Qur’an translation of the week #14: Koranens budskap by Mohammed Knut Bernström

Mohammed Knut Bernström, Koranens budskap – with comments by Muhammad Asad (Stockholm: Proprius förlag, 1998). New, slightly revised edition 2000, pocket edition 2002, and audio book 2002. Online edition koranensbudskap.se.

The translation of the Qur’an in Europe is a history of retranslation: even if the translator is working directly with the Arabic text, s/he also refers to other translations into the same or a different language. The translator and Swedish diplomat Mohammed Knut Bernström (1919-2009) positioned his new translation critically to the previous Swedish translation by Karl Wilhelm Zetterstéen (Koranen, 1917, reprinted with comments by Christopher Toll 1979), and positively to Muhammad Asad’s The Message of the Qur’an (1980).

Bernström explicitly presents his translation as an interpretation, both through the title Koranens budskap (cf. Asad), and through discursive pretextual materials such as an introduction, footnotes and appendixes (translated from Asad with additional notes from Bernström). Bernström had the ambition to reproduce lexical coherence as well as to render the semantic content, rather than later posited terminological content of the vocabulary. Thus, the cluster islām, aslama and muslim is throughout translated with verbs, nouns and adjectives cognate to the word submission to God (“underkastelse under Gud”). In other instances, however, the polysemic nature of Qur’anic language makes it necessary to translate a word like dīn with different concepts like “tro” (‘faith’), “dyrkan” ( ‘worship’), “det religiösa regelverket” (‘the religious rules’) or “religion”.

A number of grammatical, lexical and stylistic choices are made to reflect a certain understanding of the pragmatic, semantic and aesthetic values in the source text. Compared to his most immediate predecessor Zetterstéen, the target text is sometimes more economical. For instance, where Zetterstéen sprinkles his text with a selection of adverbs to reproduce emphatic discursive markers such as la-qad and inna, Bernström omits these markers to achieve a stylistic makeup closer to the target language conventions.

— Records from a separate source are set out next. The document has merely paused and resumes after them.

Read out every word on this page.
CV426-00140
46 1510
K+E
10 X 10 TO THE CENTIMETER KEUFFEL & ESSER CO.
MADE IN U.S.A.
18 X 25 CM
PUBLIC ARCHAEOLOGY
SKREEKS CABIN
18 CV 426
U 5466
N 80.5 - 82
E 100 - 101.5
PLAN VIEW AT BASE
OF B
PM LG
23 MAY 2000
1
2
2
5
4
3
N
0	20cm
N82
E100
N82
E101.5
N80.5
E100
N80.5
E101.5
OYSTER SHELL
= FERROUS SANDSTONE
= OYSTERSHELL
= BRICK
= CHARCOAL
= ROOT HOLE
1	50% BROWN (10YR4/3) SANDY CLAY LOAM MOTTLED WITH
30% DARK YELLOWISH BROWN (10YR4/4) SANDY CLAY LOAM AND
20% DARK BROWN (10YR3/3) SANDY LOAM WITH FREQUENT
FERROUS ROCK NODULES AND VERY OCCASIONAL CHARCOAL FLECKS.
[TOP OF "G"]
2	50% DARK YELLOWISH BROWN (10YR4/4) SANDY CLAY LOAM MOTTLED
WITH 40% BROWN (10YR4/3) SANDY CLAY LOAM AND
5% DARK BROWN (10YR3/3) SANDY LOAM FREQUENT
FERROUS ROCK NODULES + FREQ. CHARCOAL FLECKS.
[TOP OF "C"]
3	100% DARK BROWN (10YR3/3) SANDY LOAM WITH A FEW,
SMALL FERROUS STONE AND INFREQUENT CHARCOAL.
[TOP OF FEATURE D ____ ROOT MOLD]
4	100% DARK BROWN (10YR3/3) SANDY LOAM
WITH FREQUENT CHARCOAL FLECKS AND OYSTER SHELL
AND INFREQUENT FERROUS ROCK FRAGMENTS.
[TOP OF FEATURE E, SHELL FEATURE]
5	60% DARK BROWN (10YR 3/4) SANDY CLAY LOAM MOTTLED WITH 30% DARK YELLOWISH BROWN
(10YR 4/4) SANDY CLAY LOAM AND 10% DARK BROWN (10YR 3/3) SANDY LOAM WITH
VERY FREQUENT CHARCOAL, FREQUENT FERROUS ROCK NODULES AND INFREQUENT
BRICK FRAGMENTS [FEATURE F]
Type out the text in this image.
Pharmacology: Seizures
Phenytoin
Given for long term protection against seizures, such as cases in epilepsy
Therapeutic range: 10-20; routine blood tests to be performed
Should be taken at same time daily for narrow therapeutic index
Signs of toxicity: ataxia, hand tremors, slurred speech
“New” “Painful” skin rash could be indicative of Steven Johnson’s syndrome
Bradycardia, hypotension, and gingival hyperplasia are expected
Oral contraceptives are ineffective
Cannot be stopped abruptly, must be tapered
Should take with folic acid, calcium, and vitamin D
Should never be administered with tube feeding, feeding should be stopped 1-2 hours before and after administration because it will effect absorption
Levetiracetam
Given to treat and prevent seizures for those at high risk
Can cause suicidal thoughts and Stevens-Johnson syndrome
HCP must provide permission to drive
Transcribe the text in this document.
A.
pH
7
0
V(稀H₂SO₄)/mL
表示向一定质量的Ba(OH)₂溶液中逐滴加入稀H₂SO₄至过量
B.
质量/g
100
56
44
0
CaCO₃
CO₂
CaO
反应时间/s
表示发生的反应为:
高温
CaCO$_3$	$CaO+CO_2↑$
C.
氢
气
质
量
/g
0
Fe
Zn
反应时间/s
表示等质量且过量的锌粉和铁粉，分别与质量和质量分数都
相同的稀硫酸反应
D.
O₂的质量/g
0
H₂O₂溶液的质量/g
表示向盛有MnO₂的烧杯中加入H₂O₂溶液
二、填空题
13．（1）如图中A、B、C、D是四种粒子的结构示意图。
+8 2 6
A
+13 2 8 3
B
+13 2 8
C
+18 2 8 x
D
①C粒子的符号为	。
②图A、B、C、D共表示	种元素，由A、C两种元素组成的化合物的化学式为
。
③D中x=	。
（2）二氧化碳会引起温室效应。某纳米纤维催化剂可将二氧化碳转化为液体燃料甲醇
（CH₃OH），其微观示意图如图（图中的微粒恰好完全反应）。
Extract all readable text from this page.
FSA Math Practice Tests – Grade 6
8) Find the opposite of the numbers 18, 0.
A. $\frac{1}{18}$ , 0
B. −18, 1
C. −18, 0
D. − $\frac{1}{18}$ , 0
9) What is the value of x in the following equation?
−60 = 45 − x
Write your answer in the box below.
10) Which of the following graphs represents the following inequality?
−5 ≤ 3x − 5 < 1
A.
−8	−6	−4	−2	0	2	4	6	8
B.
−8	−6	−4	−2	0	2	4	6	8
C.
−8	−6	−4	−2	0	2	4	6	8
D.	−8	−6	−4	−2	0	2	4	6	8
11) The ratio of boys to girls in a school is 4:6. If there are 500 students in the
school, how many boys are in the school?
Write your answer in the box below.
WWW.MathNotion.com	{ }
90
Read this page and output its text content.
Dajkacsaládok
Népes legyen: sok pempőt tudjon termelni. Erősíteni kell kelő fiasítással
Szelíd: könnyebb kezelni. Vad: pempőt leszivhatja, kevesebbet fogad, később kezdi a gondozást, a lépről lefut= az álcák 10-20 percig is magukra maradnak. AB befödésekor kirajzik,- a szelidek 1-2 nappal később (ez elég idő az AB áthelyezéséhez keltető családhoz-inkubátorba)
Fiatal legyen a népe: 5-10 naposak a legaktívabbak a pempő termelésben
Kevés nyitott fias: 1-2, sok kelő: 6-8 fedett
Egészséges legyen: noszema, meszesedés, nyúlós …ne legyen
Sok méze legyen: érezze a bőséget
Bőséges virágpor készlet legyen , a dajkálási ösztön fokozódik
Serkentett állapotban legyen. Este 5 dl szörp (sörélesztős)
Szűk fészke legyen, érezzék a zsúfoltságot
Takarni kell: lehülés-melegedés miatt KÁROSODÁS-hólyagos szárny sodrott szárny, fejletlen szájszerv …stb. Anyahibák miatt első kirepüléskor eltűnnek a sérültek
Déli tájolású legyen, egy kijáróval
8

At other times the translation is quite elaborate with insertions in rounded and square brackets in the running translation to accommodate a certain interpretation of the text, or with translating one word with several words to cover more of the semantic content. In the much discussed verse 4:34 describing men’s role in relation to women, the first sentence in the source text is a verb-less, non-modal sentence, al-rijālu qawwamūna ʿalā l-nisāʾi. While Zetterstéen translates the word qawwāmūna with the clearly hierarchical notion “föreståndare” ( ‘supervisor’), Bernström opts for two words to convey an idea of combined responsibility and care “ansvar för och omsorg om”. Bernström also interprets the sentence prescriptively “Männen skall ha ansvar för och omsorg om kvinnorna …” (‘shall have responsibility and care for’ rather than the non-modal alternative ‘has responsibility’). In this interpretation, Bernström follows Asad, but as in many other instances, there are some subtle differences as well, as with Asad’s lexical choice: “Men shall take full care of women …”
Although an individual endeavour, Bernström’s work was approved by Al-Azhar University upon examination by Swedish experts. During the more than twenty years since it was first published, Bernström’s translation has both received academic recognition and popularity with Muslims audiences and well as in the wider society. There are several groups and individuals working on translations, but so far Zetterstéen and Bernström remain the two readily available and used Swedish translations of the Qurʾān. Unlike Zetterstéen, Bernström’s translation is available online.

In the online edition, the interpretative approach is clearly acknowledged on the opening page, and in-text marking like (…) and […] is duly reproduced. However, this interpretation appears more decisive than in the original edition. One example is 4:14, one of several passages where the following sentence (or variant) occurs: fa-yuḍillu llāhu man yashāʾu wa-yahdī man yashāʾu. The Arabic text allows for two possible interpretations: that God will lead astray whoever wants to be led astray and guides whoever wants to be guided, or, more conventionally according to the translation history (and chosen by Zetterstéen), that God leads astray and guides whoever God wills (the target language convention of capitalizing the pronoun He when referring to God contributes to locking the interpretation). In the running translation, Bernström opts, following Asad, for the first interpretation, but the other possible interpretation is in the printed edition referred to and discussed in a footnote. However, since the footnotes are not included in the online edition, the discursive element is omitted and the interpretational disambiguation of the text’s ambiguous wording is left unremarked. Understanding a translation as an integrated work combining the translated text and the pretextual commentary, the online edition may thus be understood as a retranslation, another interpretational contribution to the ever growing chain of retranslations of the Qur’an.